Judge issues restraining order stopping emergency grazing on CRP
By Jennifer M. Latzke
A U.S. District Court judge has issued a temporary restraining order that stops emergency haying and grazing of Conservation Reserve Program acres. Late Tuesday, July 8, U.S. District Judge John C. Coughenour of the U.S. District Court of the Western District of Washington, Seattle, granted a temporary restraining order against the U.S. Department of Agriculture and the Farm Services Agency, effectively stopping the Critical Feed Use provisions set forth.
The order, filed on behalf of the National Wildlife Federation and six of its affiliates, stops USDA from processing or approving any additional CRP contract modifications that allow haying or grazing. It also further ordered the USDA to contact those CRP participants already haying or grazing lands that they must remove cattle and halt haying operations immediately.
FSA offices have already begun notifying producers of the restraining order.
This decision affects 24 million acres of CRP land that was opened to Critical Feed Use provisions by the USDA May 27. The opening of those acres was to occur after the primary nesting season had ended for grass-nesting birds. The acres were to provide feed and forage to alleviate the escalating price of feed for livestock producers. Several states had begun opening up their CRP acres as of July 2, including Oklahoma, Texas and New Mexico. Colorado was set to begin activity July 15. Texas, the largest state has 583,000 acres available for signup in the program, followed by Colorado with 253,000 acres, Oklahoma with 210,00 acres, and and New Mexico with 177,000 acres.
Congressman Jerry Moran, R-KS, is a senior member of the House Committee on Agriculture, and released a statement early July 10 regarding the order.
"It is unfortunate that this action has taken place especially in this late hour after producers have made stocking decisions," Moran said. "I am working with USDA officials to determine ways to resolve the issue as quickly as possible. I am also considering legislative action. This is an example of an environmental group obstructing legitimate agriculture policy decisions."

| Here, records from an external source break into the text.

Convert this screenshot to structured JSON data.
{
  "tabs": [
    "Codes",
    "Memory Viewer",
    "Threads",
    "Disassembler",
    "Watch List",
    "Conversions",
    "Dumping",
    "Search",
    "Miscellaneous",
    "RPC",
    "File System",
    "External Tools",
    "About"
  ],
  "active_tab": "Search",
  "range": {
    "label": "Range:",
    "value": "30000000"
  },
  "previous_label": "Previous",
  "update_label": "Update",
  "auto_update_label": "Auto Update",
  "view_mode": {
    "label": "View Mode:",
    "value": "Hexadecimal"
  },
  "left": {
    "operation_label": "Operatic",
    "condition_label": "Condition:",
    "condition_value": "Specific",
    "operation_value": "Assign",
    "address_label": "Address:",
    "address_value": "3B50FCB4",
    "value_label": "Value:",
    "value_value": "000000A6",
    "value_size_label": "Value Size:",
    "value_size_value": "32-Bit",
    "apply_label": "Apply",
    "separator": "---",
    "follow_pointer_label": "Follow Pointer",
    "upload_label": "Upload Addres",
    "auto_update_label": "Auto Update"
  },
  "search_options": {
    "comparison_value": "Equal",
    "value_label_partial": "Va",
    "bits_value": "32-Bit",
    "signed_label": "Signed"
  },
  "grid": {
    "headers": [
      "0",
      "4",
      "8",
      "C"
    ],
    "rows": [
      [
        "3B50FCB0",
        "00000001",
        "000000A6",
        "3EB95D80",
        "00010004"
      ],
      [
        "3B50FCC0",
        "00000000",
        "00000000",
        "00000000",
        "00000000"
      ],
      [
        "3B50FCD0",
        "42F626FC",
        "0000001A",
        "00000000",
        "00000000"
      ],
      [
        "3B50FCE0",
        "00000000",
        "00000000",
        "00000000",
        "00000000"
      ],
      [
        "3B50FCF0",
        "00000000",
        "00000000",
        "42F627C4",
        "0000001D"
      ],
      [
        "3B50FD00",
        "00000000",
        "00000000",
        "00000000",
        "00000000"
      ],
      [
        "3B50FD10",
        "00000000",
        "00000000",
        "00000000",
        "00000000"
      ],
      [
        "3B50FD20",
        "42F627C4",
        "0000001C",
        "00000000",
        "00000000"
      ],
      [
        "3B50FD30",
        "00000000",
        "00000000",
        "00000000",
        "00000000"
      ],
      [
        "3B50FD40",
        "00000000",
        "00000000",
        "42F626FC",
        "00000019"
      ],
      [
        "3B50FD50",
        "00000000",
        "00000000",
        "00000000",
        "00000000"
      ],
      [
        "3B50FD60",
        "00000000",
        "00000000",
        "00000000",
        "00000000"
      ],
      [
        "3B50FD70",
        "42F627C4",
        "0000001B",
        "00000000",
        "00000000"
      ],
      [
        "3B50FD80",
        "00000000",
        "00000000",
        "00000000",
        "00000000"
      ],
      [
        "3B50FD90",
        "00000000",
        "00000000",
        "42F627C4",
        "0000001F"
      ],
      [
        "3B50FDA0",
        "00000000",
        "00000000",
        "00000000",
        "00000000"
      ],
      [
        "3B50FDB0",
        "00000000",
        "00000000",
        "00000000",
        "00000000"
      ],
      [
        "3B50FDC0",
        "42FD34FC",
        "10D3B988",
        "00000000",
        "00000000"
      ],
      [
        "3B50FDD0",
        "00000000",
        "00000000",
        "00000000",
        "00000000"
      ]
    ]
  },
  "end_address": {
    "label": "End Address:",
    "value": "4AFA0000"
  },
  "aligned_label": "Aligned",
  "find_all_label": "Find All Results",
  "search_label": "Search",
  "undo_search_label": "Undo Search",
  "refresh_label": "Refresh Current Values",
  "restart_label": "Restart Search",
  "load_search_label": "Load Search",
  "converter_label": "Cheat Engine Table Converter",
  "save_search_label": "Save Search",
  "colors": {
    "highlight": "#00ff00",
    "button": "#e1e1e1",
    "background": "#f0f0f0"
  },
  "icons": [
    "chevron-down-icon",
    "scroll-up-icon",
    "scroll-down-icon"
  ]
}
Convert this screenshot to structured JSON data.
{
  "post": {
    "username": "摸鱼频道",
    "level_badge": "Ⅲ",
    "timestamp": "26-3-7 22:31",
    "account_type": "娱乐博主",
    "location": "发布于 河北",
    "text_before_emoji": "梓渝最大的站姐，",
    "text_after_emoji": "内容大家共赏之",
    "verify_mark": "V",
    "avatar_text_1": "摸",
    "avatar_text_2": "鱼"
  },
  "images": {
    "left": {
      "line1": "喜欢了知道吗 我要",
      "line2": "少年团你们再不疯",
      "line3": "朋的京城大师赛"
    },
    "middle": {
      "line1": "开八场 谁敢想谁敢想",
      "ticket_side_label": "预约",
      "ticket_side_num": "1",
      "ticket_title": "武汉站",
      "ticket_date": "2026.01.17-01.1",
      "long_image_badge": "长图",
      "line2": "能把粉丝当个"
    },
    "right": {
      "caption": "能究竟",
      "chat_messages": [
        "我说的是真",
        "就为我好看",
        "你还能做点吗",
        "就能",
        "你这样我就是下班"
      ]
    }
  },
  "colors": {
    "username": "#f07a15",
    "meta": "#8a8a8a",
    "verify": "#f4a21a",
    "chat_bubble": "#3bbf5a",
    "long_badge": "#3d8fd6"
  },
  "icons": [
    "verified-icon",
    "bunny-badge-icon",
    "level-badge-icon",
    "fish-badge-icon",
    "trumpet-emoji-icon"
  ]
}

The National Wildlife Federation, with 14 other conservation groups, wrote a letter to Secretary of Agriculture Ed Schafer, July 9. The letter urged him to reject pressure from Congress and other producer groups "to allow the penalty-free early release of land enrolled in the Conservation Reserve Program (CRP)."
"A penalty-free early release of the magnitude you are considering-millions of acres-would deliver a devastating blow to the nation's soil, water, and wildlife habitat, and significantly increase global warming," said the letter.
"Because most CRP lands are marginal for cropping, even if all CRP acres were brought back into commodity production, the impact on aggregate commodity supplies and prices would be modest… We urge you to protect the taxpayers' investment in soil quality, water quality, and wildlife habitat and not allow landowners to leave CRP contracts early without fully reimbursing the Treasury for the taxpayer-funded investment in those lands."
The letter opposing these proposals is signed by Environmental Defense Fund, The Minnesota Project, Sierra Club, Center for Native Ecosystems, National Wildlife Federation, National Audubon Society, Partners for Sustainable Pollination, Environmental Working Group, Pollinator Partnership, Defenders of Wildlife, American Farmland Trust, World Wildlife Fund, American Rivers, Sustainable Agriculture Coalition and American Bee Keeping Federation. This temporary order is for 10 days, with an argument on the motion for preliminary injunction set for July 17. The USDA has until July 13 to file a response to the preliminary injunction.